The slightly longer version is that Per grew up in Sweden, but moved to Norway in 1987 to work as a bartender and club manager in Oslo. At the turn of the millennium, he built up two event businesses and worked with larger communication strategies and event solutions, both nationally and internationally. But it was then, at the end of the 2000s, his gut feeling lured him into a rather different path. Per had long been passionate about photography and decided to jump right in and get away from the career circus to the benefits of a freer life.
– The last years within event felt like I was simply compromising with my own values and what and where I wanted to be. So, I followed my gut, got off the career ladder, and went all in as a photographer – which felt completely natural because I had always photographed. During my first years as a professional photographer, I worked solely with food.
And then it just continued. Per’s way of photographing food leaned already early on towards the documentary. Less of simply food on a plate and more history behind the food. The farmer’s work with food production. The chef’s world and view of food. From ground to table in many regards. Today, Per works as a photographer, producer for a major prize on sustainable food (matprisen.no), and tree feller.
– I have made the conscious decision to be nice to myself and do what stimulates and engages me. Because I’m freelance, I have the opportunity to work with what interests me. By exploring and learning more about what I’m involved in, I’ve gotten more joy in working.
But of course, it isn’t only because of the above that Per appears as a Lundhags friend. Per is also a dedicated outdoor person, year-round. From growing up in Falun, Sweden, with a skateboard, rollerskates and DJ-spirit, if anything as a reaction against the expected team sports and skiing, Per eventually end up in contexts where climbing, diving and kayak dominated. What about skating on natural ice? It’s perhaps the way most people recognize Per Sollerman’s outdoor life today. Well, this was just some strange sport that older guys in cotton anoraks did for a long time.
– With the move to Norway, I became interested in everything you could do with sea and forest around the corner. I became simply curious about the frozen element. And after purchasing skating equipment, I got in contact with the local enthusiasts who went Nordic skating in Oslo, which were pretty few. I was lucky to meet the most keen and knowledgeable on Østlandet.

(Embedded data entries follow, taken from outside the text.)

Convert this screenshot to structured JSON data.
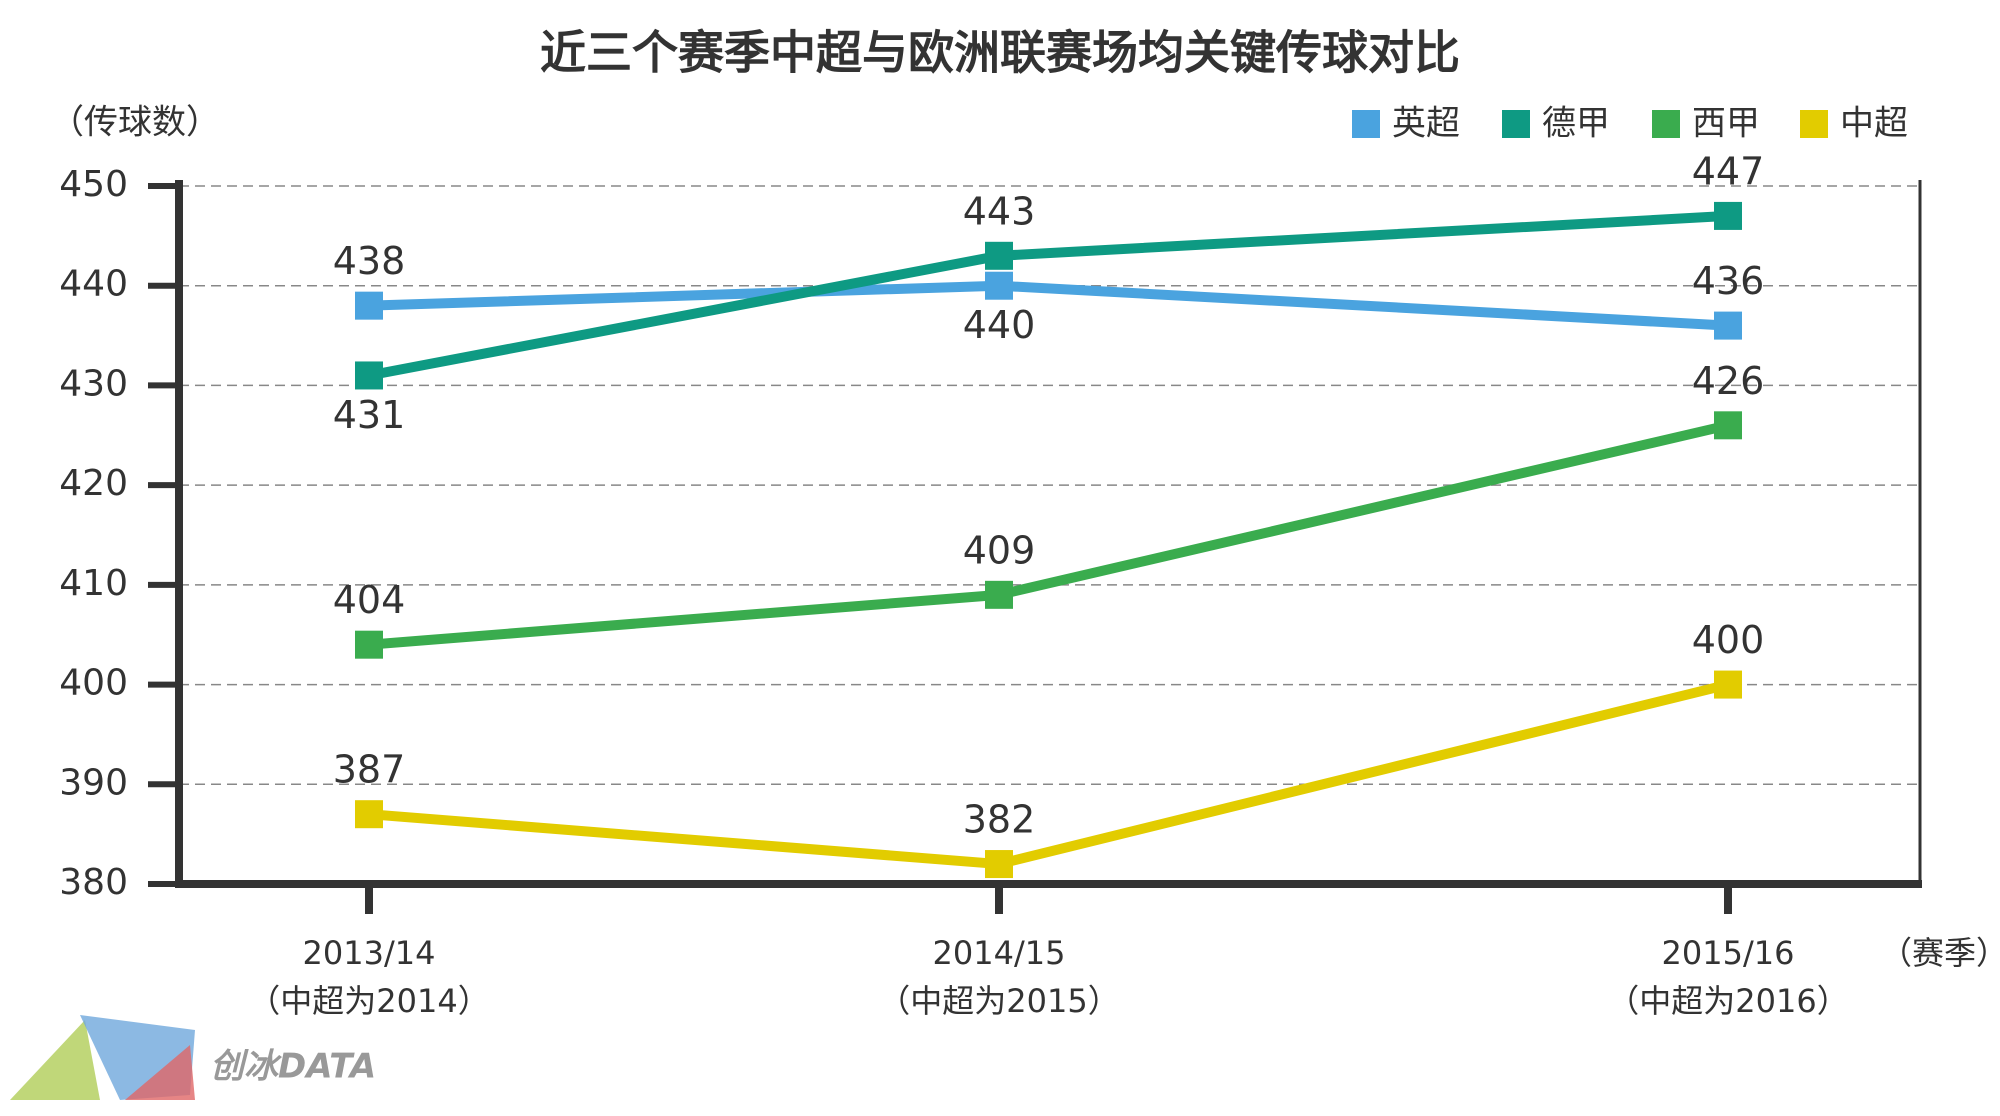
{
  "chart_data": {
    "type": "line",
    "title": "近三个赛季中超与欧洲联赛场均关键传球对比",
    "y_label": "（传球数）",
    "x_label": "（赛季）",
    "categories": [
      "2013/14",
      "2014/15",
      "2015/16"
    ],
    "category_notes": [
      "（中超为2014）",
      "（中超为2015）",
      "（中超为2016）"
    ],
    "series": [
      {
        "name": "英超",
        "color": "#4aa3df",
        "values": [
          438,
          440,
          436
        ]
      },
      {
        "name": "德甲",
        "color": "#0e9a83",
        "values": [
          431,
          443,
          447
        ]
      },
      {
        "name": "西甲",
        "color": "#3aac4e",
        "values": [
          404,
          409,
          426
        ]
      },
      {
        "name": "中超",
        "color": "#e2cc00",
        "values": [
          387,
          382,
          400
        ]
      }
    ],
    "ylim": [
      380,
      450
    ],
    "yticks": [
      380,
      390,
      400,
      410,
      420,
      430,
      440,
      450
    ],
    "grid": true,
    "legend": "top-right",
    "watermark": "创冰DATA"
  }
}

– On the first sea tour I joined, about 10 years ago, we skated between 80 and 100km, out to the Hvaler islands (Bohuslän/Strömstad region), that tour I especially remember. It was something that I had never experienced before. Out to the edge of the ice and to the open sea, in between islands and narrow capes. Brilliant sun and essentially no wind on ice that was so new, you could see wave movements in the ice from the skaters in front of us. When we found our way back to land late in the afternoon and got the amazing sunset, I was sold.
– No two days on the ice are the same. Ice is dynamic and under constant development, and in particular, it’s ever-evolving. The incredible black blue ice from one day can be something completely different a few days later. This means that you have to constantly treat ice as something that you (literally) have never encountered before. I’ve previously climbed a lot and you can draw many parallels to on-sight climbing.
When discussing nature experiences with Per Sollerman, he will gladly tell of the calm it affords him and of the almost magical healing effect a walk in the forest or a skating tour can give.
– The Japanese have a saying they call Shinrin yoku. Literally translated, it’s something like a forest shower or forest bath. If I’m out on skates, skis, take a tour in the forest with the dog or work in the forest, I feel the forest bath. The energy and calm come quietly. It makes me more present and focused.
Name: Per Sollerman
Lives: Oppegård in the winter and Hvitsten in the summer. Both places are 20km outside of Oslo in Norway.
Profession: Photographer, producer for matprisen.no and tree feller. “Life is lived best as a freelance”.
Other interests besides skating: Music and photo.
Three important: Solita the dog, the family and the cottage near the fjords in Oslo.
Motto: “Everything you do has been done”
Favorite garment, fall and winter: Viik MS Hoodie and KRING MS Jacket and Pants on the ice.
Favorite boot: “Vandra Mid both during the summer and as a city boot during the winter. On the ice, my Guide BC are unbeatable.”
Favorite season: “Because I start thinking about ice in July every year, so it’s no surprise that I like fall and winter.”
Tips for beginners on skates: “Have respect for natural ice – it’s under constant development. Your “eyes” on the ice are your ice pikes. Listen to the ice’s clang, it reveals the thickness of newly formed ice. Ice knowledge take time to learn. Skate and learn from more experienced. Ask questions and be curious. Find out about your local club or organization, join an intro-day, take a course about ice knowledge and safety. But especially, skate a lot and test different types of ice”.